PMCID: PMC5908144  PMID: 29672572

Abstract

Transient or constant impaired immunity is often associated with neoplastic disease or oncological treatment. Among the most common pathogens found in patients with HIV or patients undergoing chemotherapy are protozoans of the Cryptosporidium genus, which cause diarrhea in humans and animals. The present study determined the frequency of Cryptosporidium spp. infections in patients with colorectal cancer (N = 108; 42 women; 66 men; median age, 65 years), before beginning oncological treatment, compared to a control group (N = 125; 56 women, 69 men; median age, 63 years) without colorectal cancer or a history of oncological disease. We also assessed whether Cryptosporidium spp. infections were associated with age, gender, cancer stage (based on Astler-Coller or TNM classification), histological grade, or cancer location. Patients were treated at the Pomeranian Medical University, in 2009–2014. The presence of Cryptosporidium spp. antigen was determined in stool samples, analyzed with a commercial immunoenzymatic test. Cryptosporidium spp. infections occurred significantly more often (p = 0.015) in patients (13%) compared to controls (4%). The patient group showed no significant relationship between Cryptosporidium spp. infection and sex, age, tumor location, cancer grade, or stage. A multivariate logistic regression analysis adjusted for age and sex that included all subjects (patient + control groups, n = 233) showed that the odds of a Cryptosporidium spp. infection were more than three-fold higher in patients than in controls, and more than six-fold higher among men than among women. Conclusions: 1) Cryptosporidium spp. infections occurred significantly more frequently in patients with colorectal cancer (before oncological treatment) compared to controls, independent of age and sex. 2) Cryptosporidium spp. infections were not associated with the colorectal cancer stage, grade, or location or with patient age. 3) Male gender was significantly related to the frequency of Cryptosporidium spp. infections, independent of age and the presence of colorectal cancer.

Introduction

Colorectal cancer is one of the most common malignant neoplasms in humans. Its incidence is the third highest among malignant neoplasms worldwide, and it accounts for 9.7% of all tumors [1]. Colorectal cancer arises from an accumulation of genetic and epigenetic changes that transform healthy epithelial cells into cancer cells. In addition to genetic factors, environmental factors contribute to the genesis of colorectal cancer, like red meat-rich diets, low physical activity, and chronic nicotine use [2]. There is also evidence that bacteria in intestinal flora play a significant role in colorectal cancer development [3].

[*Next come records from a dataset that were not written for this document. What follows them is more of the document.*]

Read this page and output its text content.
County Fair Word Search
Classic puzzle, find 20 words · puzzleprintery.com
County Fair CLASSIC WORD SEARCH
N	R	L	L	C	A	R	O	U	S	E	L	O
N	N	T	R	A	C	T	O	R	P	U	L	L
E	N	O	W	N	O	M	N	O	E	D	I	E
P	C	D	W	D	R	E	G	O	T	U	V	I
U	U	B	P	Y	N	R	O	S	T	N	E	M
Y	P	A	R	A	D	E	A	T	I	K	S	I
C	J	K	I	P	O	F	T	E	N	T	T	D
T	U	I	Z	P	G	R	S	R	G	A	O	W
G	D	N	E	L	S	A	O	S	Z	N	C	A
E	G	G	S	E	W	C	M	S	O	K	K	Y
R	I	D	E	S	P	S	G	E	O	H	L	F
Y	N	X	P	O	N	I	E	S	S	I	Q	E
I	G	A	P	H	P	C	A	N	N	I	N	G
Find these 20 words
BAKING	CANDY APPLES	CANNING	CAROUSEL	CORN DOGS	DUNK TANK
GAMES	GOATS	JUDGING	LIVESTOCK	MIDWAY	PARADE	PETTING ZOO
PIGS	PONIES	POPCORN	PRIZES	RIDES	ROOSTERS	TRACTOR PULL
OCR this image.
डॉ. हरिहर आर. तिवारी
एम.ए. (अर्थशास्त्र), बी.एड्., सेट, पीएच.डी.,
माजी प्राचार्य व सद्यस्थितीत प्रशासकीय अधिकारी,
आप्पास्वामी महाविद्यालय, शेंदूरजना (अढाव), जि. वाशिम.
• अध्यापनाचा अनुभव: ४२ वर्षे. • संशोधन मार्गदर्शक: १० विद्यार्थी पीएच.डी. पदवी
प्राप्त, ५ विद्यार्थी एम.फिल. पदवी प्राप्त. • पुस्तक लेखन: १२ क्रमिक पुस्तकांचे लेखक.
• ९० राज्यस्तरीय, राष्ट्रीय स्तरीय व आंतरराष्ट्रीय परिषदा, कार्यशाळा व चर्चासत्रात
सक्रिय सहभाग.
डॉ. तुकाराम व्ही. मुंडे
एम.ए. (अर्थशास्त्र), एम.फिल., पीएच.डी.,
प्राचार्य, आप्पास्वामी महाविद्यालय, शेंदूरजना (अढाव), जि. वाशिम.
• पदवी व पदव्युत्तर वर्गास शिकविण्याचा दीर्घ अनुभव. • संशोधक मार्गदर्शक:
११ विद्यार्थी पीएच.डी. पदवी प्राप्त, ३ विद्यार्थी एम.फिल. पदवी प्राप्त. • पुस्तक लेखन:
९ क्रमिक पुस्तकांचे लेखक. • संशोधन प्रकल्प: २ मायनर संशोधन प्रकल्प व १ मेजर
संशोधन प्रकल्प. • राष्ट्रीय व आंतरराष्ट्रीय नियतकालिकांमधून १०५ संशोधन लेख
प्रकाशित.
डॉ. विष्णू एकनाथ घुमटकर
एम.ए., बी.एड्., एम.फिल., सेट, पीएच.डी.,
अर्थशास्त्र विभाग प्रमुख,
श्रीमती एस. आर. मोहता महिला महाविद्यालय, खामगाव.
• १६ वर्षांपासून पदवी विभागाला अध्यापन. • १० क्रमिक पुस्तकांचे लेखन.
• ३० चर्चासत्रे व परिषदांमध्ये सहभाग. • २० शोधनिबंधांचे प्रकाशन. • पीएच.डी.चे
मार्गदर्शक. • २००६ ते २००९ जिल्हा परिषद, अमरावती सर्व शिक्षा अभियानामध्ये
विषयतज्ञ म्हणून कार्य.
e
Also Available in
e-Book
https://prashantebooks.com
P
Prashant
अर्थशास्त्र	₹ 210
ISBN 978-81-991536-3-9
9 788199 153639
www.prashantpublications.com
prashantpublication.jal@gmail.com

Cryptosporidium is a small protozoan that infects cells and exists intracellularly, particularly in the gastrointestinal tract epithelium of vertebrates, including birds, reptiles, amphibians, humans, and other mammals. The Cryptosporidium infection is one of the most important etiologies of diarrhea among humans [4]. It was estimated that Cryptosporidium infections accounted for 1-3% of diarrhea incidences in the US and Europe and 10–15% of incidences in developing countries [5]. Most infections in humans are caused by C. parvum and C. hominis [6]. These are responsible for over 90% of all cases [6]. Invasive forms (oocysts) are resistant to external factors and water treatment processes. They can survive in temperatures of -20°C and in salt water [7]. The infection spreads in a fecal-oral pathway. It is mostly transmitted through contaminated food or water, but it can also be transmitted through direct contact with infected humans or animals, and rarely, through inhalation. Cryptosporidiosis can occur sporadically or in an epidemic. In the last several years, more than 100 epidemics have been detected and described [8]. Among these, a Cryptosporidiosis outbreak occurred in Milwaukee, which affected 403 000 people [9]. Cryptosporidium might also be responsible for opportunistic infections among patients with neoplasms [10, 11].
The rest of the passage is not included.